I won’t rehearse all of Robertson’s arguments, but he basically asks why Death Metal and related genres are so obsessed with religion, from Satanic album covers to song lyrics that drip with Apocalyptic motifs to echoes of everything from neo-paganism to blatant anti-Christianism. It’s a great question because not every popular music genre, even iconoclastic subcultural genres, features religious imagery so heavily. One would probably have to move to something like gospel or 1970s reggae to find genres that were more saturated with spiritual symbolism (I have no statistics on this, only my own fleeting engagement with these genres).

Robertson explains:

What is fascinating here is the consistency with which black metal has pursued religious forms. Satanism is replaced, not by a basic materialist atheism but with almost anything else: Occultism, Nietzsche, paganism, mystical nazism. Such religious pluralism begs the question as to whether these are just new and interesting attempts at youth rebellion, or whether something more is playing itself out.

Robertson finds several reasons for the dominance of religious themes in Death Metal:

1) ‘Metal’s rebellious streak’ led to a backlash against attempts to censor or criticize these musical genres, most prominently efforts by the Parents Music Resource Center (PMRC) in the mid-1980s. According to Robertson, the criticism actually hardened the resolves of many musicians to criticize mainstream religion, sparking very explicit anti-religious themes.

2) Extreme lifestyles among the musicians, a character of many Western popular artist communities, but featuring some extraordinary acts of violence, self-destruction and nihilism, especially among proponents of Scandinavian ‘Black Metal’ in the 1990s, Robertson discusses. In this sense, ‘Metal’s obsession with religion is part of its obsession with living at the limit.’ Robertson goes on to explain: ‘This concern with limit experiences explains metal’s obsession with religion. In its aspirations, metal parallels a kind of religious mysticism.’
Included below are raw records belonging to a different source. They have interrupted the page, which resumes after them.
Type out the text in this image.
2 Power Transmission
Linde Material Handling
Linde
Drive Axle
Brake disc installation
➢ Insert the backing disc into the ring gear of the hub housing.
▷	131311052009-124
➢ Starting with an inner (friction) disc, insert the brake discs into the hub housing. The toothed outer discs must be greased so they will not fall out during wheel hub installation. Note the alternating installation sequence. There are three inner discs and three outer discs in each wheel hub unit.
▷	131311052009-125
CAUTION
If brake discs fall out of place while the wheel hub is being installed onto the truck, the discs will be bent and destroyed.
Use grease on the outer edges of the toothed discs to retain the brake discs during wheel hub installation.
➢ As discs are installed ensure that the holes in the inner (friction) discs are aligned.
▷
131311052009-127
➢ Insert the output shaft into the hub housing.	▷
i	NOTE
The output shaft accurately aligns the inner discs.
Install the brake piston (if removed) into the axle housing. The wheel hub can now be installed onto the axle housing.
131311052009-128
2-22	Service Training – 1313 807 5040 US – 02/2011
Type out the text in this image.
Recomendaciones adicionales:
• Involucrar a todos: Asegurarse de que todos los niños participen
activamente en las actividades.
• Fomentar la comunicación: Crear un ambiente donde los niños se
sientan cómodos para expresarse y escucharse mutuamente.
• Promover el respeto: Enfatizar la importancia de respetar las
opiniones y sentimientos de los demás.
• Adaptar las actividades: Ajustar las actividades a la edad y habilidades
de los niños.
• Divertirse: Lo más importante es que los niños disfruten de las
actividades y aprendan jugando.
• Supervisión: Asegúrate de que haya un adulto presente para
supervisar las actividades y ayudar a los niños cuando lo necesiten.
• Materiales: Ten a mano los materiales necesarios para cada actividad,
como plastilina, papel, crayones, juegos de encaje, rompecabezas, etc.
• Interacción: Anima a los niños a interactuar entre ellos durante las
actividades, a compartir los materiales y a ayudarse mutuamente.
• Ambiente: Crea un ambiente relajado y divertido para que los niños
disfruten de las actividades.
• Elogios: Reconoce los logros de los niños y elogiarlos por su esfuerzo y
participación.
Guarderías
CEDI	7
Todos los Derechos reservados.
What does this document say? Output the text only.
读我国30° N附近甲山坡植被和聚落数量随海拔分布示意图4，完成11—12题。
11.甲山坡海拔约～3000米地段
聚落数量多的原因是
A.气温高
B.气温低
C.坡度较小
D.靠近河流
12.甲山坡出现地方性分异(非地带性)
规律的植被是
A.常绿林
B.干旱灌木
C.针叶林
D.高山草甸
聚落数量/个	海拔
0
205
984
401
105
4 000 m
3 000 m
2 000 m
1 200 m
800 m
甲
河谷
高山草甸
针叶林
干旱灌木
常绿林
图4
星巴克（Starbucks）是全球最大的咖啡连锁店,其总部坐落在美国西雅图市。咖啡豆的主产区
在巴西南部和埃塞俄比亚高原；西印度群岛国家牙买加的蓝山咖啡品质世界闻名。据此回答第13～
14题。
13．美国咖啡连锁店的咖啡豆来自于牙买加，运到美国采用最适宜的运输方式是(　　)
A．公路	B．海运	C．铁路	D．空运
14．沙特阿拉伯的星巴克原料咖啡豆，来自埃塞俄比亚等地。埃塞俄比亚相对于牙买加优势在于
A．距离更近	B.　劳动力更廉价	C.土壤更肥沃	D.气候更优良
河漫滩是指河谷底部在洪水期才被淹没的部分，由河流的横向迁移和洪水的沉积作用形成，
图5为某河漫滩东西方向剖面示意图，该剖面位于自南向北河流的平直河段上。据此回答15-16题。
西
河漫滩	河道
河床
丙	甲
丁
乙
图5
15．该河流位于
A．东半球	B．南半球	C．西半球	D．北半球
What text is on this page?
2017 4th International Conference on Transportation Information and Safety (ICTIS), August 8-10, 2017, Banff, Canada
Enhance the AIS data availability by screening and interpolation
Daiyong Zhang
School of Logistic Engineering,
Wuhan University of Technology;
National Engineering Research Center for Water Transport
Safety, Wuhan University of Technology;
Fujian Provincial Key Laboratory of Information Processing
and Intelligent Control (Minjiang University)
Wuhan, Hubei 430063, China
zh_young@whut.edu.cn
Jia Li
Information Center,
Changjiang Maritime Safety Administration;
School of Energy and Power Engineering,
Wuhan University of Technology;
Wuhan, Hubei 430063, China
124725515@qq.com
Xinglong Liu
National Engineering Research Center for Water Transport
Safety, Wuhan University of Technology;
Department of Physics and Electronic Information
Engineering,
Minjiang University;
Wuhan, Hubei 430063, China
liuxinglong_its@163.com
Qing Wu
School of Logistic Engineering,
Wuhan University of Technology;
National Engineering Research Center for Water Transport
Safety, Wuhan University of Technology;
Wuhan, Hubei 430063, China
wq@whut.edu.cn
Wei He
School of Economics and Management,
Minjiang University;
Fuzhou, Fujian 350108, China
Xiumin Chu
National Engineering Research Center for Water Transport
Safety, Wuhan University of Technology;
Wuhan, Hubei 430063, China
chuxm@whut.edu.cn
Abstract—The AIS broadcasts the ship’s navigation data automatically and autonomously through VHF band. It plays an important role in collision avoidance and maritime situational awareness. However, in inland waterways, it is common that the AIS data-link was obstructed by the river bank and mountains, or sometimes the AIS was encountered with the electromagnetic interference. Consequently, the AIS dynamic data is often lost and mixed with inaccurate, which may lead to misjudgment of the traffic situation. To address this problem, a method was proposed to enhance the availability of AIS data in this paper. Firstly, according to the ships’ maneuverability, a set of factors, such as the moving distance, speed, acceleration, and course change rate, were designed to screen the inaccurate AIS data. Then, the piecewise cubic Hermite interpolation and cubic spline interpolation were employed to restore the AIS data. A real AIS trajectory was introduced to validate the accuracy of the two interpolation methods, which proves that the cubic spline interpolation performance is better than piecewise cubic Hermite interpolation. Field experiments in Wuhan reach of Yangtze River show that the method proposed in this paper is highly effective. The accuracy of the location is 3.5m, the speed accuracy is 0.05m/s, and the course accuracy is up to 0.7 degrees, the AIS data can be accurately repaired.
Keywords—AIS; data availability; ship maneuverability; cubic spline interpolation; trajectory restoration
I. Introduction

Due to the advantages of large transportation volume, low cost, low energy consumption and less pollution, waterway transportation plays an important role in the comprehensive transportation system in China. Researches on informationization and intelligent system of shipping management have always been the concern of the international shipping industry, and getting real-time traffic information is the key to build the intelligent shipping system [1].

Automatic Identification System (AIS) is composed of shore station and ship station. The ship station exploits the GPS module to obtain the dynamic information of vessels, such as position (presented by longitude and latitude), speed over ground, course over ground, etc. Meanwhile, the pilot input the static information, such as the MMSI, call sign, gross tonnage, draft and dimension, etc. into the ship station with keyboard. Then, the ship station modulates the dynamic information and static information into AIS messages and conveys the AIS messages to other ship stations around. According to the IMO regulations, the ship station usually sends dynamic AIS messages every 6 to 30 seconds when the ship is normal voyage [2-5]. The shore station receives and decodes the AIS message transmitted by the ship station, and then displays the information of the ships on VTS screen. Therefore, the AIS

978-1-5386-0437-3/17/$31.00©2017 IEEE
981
3) Competition with mainstream religion to provide similar experiences, such as community belonging, emotional transcendence, and mystical experience, what one participant refers to as a ‘pipeline to God.’

4) Shifting philosophical and religious commitments within the community of Metal musicians, including a move away from Satanism toward various forms of paganism, ecological mysticism, and Nietzschean nihilism, reflect a groping to find a language to talk about these profound emotional-mystical experiences: ‘The constant grasping for new ideologies amongst the black metal scene, then, is an attempt to give this transcendental path discursive form.’

Robertson’s discussion is both colourful and insightful, but there are several dimensions I might add just to bring it into the Neuroanthropological fold. Borrowing some ideas from Simon Frith’s piece, ‘Towards an Aesthetics of Popular Music,’ I want to argue that Metal, like many musical genres, has a special role in educating emotion and moods among young people when they are trying to understand social interaction and their own emotions.